If you like Mr. Bungle, you’ll love LSD by Cardiacs.

LSD, the long-delayed, posthumous final statement from one of the strangest, most exhilarating, most misunderstood bands to ever emerge from Britain’s underground feels like a transmission from another dimension.

The story behind LSD gives it a gravity that can’t be overstated. Cardiacs’ frontman and visionary Tim Smith suffered a severe brain injury in 2008 leaving him paralysed and unable to speak. He passed away in 2020, and surviving band members, family and collaborators have spent years piecing together the fragments he left behind and even communicated to them through eye movements to complete the album he’d been working on since 2007. Almost twenty years later and the last word of one of music’s great mad scientists is finally here.

LSD is 80 minutes, and like all Cardiacs records, it’s an exhausting whirlwind of impossible tempos, dizzying chord changes, and surreal theatre. Tim Smith’s compositional style is unlike anything else, the manic drive of punk colliding head-on with the structural complexity of prog, building labyrinths rather than melodies, with every note seeming to drag the chords somewhere new. The result is music that sounds like a carnival in full collapse.

The bizarre overture opener Men In Bed sets a slow and grand tone before The May hits at breakneck punk tempo, drums hammering forward while guitars, bass, and keys whirl around in intricate unison, tracing the same melodic line in manic counterpoint, the drum beat your only anchor amid the totally unpredictable delirium.

Throughout the record, there are stately passages where trumpets bloom sounding like a deranged symphony, with melodies looping and refracting like reflections in a funhouse mirror. The Blue And Buff feels like their Mr. Blue Sky, jaunty, sundrenched almost-pop, whilst Skating channels Zappa’s Hot Rats with its impossible fusion runs, and the album feels consistent considering its long and fragmented genesis. More than a posthumous release, LSD is the sound of Cardiacs closing their story on their own wild and totally unclassifiable terms.
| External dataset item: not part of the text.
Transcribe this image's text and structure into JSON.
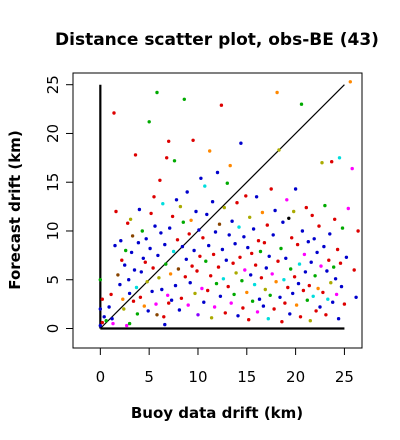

For a posthumous release, it’s the furthest thing from solemn, bursting with colour, humour and life. The scale of it feels as if the band and Smith himself are refusing to let death be the final word, continually catching you off guard with its absurd turns, cartoonish flourishes and musical pratfalls. As a final chapter, it’s definitive. Not a funeral, but a fireworks display, LSD has proven that even from beyond the veil Tim Smith can still surprise you.

LSD is a prog-punk music-hall fairground fever dream, but also a celebration of the ridiculous, and an act of devotion and tribute to one of the most visionary composers Britain ever produced. An epic full stop to one of the strangest stories in rock history.